MHB Compute the downwards flux of F

[Uniman]

View attachment 418
The work done so far

https://www.dropbox.com/s/qmfidqot3nttlw5/phpQd8GGH.png
https://www.dropbox.com/s/xn4t5m2aleopwy7/phpldZ0KX.png

Is the answer correct...

 

[Sudharaka]

https://www.physicsforums.com/attachments/418
The work done so far

https://www.dropbox.com/s/qmfidqot3nttlw5/phpQd8GGH.png
https://www.dropbox.com/s/xn4t5m2aleopwy7/phpldZ0KX.png

Is the answer correct...

Hi Univman, :)

The links to your work on the problem seem not to work. Anyway, you have been given the vector field,

\[\mathbf{F}(x,y,z)=\mathbf{i} \cos\left( \frac{y}{z}\right)-\mathbf{j} \frac{x}{z} \sin \left(\frac{y}{z}\right)+\mathbf{k} \frac{xy}{z^2} \sin \left( \frac{y}{z} \right)\]

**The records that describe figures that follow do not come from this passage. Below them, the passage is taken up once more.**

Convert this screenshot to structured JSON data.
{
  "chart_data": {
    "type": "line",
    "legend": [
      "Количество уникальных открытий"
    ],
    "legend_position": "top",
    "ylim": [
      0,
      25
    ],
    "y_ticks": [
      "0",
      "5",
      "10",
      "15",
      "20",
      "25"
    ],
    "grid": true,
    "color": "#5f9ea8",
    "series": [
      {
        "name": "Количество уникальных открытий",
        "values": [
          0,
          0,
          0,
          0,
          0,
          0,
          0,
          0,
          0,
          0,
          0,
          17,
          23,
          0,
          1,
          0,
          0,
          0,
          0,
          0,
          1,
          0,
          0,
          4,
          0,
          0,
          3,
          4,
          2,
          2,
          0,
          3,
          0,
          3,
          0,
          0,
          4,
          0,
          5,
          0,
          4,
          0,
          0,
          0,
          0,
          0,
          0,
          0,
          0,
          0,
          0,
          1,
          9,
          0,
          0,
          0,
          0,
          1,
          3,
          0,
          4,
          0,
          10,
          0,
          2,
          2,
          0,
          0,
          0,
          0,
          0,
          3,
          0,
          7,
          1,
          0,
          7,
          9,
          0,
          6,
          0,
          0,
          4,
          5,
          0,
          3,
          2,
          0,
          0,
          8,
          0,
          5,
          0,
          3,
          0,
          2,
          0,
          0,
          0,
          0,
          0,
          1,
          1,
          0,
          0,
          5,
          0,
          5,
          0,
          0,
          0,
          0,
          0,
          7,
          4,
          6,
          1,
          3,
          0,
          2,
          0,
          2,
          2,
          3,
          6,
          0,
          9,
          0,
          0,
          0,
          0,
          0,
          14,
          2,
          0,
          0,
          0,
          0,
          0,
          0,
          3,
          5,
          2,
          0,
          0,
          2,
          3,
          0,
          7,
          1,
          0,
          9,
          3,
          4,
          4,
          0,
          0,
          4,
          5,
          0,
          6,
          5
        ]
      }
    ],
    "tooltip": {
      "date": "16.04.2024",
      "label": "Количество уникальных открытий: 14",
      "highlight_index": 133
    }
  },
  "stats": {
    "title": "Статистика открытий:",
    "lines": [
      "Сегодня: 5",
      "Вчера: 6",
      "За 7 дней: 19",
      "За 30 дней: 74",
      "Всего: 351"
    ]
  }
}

The downward flux of \(\mathbf{F}\) over \(S\) is given by,

\[\iint_{S}\mathbf{F}.(-\mathbf{k})\,dS=-\iint_{S}\mathbf{F}.\mathbf{k}\,dS=-\iint_{S}\frac{xy}{z^2}\sin\left(\frac{y}{z}\right)\,dS\]

On the surface \(S\); \(z=1\). Therefore we have,

\[\iint_{S}\mathbf{F}.(-\mathbf{k})\,dS=-\iint_{S}xy\sin y\,dS=-\int_{x=0}^{1}\int_{y=0}^{\pi}xy\sin y\,dy\,dx\]

Hope you can continue. :)

Kind Regards,
Sudharaka.